Book Review: White Fragility: Why It’s So Hard for White People to Talk About Racism
by Robin DiAngelo
This book is a worthy and indispensable read. It is about and for white people, and how to eliminate our unconscious and ubiquitous racism. Robin DiAngelo addresses white progressives in particular about the pervasive racism we all have because of our common culture, and the mythologies it is predicated on. In this book you will find a refined vocabulary that was not utilized in the race relations sessions of the 1970s, and this further developed semantical approach is like a medical advancement against a deadly disease. Although people of all cultures have their flaws and prejudices, our mainstream (i.e., white) culture has taught us an egregiously false and self serving history, and learning the full history of Western whiteness reveals white privilege to be the deceptive and oppressive aberration that it is.
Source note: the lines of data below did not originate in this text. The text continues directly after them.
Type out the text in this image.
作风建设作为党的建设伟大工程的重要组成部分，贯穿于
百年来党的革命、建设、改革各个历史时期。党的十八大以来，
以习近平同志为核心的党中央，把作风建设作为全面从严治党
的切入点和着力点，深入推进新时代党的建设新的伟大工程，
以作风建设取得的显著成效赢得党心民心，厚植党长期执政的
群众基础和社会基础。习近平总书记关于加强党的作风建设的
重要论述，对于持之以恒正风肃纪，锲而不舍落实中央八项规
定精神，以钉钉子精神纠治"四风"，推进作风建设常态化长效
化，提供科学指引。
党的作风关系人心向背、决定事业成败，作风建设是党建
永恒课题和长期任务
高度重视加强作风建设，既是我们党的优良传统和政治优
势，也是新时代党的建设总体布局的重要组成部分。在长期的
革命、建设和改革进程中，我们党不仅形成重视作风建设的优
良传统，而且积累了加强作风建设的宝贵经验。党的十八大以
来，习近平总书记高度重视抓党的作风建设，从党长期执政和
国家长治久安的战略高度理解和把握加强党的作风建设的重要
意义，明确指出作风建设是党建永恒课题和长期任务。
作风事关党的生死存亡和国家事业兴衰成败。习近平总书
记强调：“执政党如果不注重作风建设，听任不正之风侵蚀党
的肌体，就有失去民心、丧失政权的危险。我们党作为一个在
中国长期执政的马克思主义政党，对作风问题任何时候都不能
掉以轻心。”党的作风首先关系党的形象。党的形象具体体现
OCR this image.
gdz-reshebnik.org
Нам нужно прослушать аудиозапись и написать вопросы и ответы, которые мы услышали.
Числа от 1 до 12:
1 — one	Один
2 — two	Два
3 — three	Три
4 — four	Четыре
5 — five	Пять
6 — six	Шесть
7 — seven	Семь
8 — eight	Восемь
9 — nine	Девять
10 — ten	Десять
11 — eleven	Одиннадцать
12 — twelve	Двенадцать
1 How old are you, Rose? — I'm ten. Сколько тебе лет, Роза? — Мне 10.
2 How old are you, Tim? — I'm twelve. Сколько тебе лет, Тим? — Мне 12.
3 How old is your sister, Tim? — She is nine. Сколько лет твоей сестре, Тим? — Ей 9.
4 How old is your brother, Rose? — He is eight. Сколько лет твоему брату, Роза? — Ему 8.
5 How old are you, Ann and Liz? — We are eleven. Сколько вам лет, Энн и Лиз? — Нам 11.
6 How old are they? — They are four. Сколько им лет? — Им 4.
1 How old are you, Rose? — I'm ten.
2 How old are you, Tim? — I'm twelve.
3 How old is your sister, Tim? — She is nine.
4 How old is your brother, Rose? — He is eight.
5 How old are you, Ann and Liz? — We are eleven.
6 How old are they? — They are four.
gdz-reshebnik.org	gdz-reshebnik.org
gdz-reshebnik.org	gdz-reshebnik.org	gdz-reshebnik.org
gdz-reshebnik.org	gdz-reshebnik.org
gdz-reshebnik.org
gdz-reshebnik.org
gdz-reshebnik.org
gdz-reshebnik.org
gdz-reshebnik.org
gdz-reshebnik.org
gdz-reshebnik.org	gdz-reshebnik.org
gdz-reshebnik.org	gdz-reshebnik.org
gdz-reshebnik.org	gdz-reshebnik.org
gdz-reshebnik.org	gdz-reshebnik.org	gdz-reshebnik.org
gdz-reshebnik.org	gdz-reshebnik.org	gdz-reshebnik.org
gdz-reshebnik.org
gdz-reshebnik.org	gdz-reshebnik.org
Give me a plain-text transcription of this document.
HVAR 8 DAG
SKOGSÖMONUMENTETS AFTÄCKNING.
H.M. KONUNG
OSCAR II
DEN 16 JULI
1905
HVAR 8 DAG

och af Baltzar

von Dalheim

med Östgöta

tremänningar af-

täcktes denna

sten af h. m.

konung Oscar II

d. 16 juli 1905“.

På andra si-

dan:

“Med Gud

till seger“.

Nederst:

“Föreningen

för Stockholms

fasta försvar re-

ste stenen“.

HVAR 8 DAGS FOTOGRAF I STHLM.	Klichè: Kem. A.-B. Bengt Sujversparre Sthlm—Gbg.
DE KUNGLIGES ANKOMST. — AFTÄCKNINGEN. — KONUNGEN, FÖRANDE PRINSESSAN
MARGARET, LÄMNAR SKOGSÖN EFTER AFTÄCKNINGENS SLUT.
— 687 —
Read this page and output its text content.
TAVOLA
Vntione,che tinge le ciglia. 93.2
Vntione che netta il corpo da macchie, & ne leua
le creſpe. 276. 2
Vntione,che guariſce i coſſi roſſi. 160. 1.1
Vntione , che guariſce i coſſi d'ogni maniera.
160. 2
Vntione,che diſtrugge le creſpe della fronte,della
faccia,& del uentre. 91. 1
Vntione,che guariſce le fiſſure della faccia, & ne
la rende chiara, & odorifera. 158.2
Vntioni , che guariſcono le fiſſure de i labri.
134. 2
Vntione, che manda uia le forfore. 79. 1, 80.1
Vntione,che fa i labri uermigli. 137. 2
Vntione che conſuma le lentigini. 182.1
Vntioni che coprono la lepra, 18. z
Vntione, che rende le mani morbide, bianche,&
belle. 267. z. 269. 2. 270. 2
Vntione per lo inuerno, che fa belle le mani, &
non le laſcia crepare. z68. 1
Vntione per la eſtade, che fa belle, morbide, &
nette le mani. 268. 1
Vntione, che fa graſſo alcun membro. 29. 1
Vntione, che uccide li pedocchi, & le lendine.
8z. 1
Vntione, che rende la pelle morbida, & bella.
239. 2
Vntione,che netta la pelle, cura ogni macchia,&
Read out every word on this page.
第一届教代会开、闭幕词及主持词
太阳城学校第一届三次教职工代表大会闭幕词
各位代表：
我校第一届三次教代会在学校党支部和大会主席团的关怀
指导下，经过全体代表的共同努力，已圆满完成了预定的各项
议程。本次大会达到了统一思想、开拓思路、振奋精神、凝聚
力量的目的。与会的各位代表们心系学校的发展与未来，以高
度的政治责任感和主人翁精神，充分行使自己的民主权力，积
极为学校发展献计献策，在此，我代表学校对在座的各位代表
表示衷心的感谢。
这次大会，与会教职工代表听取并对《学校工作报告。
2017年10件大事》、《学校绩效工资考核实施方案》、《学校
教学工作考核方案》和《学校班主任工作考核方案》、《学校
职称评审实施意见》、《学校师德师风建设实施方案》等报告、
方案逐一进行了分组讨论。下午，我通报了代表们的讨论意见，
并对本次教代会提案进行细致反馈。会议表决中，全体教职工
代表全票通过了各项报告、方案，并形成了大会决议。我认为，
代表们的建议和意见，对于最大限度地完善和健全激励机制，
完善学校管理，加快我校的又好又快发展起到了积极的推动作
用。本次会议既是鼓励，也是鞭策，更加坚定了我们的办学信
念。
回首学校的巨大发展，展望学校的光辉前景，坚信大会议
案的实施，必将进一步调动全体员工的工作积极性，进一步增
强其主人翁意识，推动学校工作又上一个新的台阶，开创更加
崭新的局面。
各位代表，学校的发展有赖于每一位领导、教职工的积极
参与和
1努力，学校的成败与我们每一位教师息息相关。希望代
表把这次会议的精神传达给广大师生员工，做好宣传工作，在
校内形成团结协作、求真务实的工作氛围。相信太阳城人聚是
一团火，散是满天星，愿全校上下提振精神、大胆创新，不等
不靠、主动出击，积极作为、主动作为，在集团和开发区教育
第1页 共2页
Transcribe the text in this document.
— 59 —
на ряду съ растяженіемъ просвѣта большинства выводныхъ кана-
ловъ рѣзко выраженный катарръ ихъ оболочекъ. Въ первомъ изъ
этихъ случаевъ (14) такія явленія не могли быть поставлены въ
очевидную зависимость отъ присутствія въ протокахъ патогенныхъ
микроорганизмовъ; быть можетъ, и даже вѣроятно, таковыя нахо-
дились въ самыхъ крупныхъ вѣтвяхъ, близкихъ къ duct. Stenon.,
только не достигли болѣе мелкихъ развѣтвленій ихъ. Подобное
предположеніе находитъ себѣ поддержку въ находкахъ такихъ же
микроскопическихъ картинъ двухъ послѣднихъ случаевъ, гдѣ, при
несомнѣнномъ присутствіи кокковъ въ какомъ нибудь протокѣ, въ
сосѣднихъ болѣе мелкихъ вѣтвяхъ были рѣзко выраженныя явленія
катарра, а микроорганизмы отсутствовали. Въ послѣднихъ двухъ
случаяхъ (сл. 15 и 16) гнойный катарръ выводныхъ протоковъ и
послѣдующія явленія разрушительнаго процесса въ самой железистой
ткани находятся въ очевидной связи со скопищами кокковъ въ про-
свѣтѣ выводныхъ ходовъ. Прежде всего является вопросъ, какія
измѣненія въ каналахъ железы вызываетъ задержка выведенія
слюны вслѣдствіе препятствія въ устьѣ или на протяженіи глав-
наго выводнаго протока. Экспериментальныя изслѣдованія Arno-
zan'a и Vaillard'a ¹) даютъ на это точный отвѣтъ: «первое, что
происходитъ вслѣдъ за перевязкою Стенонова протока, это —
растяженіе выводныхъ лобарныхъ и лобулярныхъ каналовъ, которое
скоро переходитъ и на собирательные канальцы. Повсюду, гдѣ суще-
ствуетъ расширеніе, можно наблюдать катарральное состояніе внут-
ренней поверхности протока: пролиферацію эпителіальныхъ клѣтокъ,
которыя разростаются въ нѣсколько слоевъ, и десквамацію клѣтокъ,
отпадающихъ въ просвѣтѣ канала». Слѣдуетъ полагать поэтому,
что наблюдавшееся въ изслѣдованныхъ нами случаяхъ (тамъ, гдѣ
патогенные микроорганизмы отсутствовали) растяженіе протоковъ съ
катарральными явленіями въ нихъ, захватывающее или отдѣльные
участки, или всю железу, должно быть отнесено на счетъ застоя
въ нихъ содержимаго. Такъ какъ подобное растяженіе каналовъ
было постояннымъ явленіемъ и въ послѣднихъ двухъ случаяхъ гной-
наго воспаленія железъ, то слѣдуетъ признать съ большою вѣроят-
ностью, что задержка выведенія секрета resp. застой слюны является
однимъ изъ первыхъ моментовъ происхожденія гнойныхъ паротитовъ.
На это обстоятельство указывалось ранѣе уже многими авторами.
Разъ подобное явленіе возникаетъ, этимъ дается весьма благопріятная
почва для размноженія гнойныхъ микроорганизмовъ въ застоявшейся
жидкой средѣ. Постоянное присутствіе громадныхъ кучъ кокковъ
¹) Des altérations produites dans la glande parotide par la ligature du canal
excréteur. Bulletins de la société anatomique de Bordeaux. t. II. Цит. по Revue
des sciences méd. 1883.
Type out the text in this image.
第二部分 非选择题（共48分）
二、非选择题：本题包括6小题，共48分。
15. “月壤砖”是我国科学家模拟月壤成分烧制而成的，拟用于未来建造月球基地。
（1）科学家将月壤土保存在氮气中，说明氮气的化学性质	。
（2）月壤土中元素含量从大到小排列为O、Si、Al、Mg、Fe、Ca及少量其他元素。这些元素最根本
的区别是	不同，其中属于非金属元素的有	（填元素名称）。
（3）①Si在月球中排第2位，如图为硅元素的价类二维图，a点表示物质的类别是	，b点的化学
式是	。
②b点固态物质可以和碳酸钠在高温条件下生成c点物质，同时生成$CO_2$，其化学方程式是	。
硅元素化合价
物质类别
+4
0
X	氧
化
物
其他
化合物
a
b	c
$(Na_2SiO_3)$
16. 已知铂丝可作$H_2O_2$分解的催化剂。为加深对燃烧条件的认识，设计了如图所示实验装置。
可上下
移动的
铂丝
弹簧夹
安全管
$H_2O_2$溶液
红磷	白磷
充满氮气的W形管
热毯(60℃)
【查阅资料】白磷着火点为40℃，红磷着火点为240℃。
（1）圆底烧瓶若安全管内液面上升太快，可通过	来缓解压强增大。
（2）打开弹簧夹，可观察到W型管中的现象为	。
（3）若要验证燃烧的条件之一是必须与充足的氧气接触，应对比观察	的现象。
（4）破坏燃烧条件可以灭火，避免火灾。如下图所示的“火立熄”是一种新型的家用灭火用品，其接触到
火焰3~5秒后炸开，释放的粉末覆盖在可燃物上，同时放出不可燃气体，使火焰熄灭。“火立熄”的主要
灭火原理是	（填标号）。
Using science and her own real world observations of human behavior, the author lays bare the tricks and mind games whites use to preserve their shield of willing ignorance of our common hurtful actions toward the “other.” Don’t be put off by the title of this book, as the author demonstrates repeatedly that there is nothing to fear and one’s own humanity to gain in admitting that we operate on the racism that our environment soaks us in. The fig leaf has long dropped off in the sight of non-white people, who already know this only too well (whether or not their white sisters and brothers are aware that they themselves are naked in this way). DiAngelo gives whites permission to expel our embedded racism by acknowledging that good people act on racist assumptions, and that good people upon learning of their racist behavior will work to eliminate it.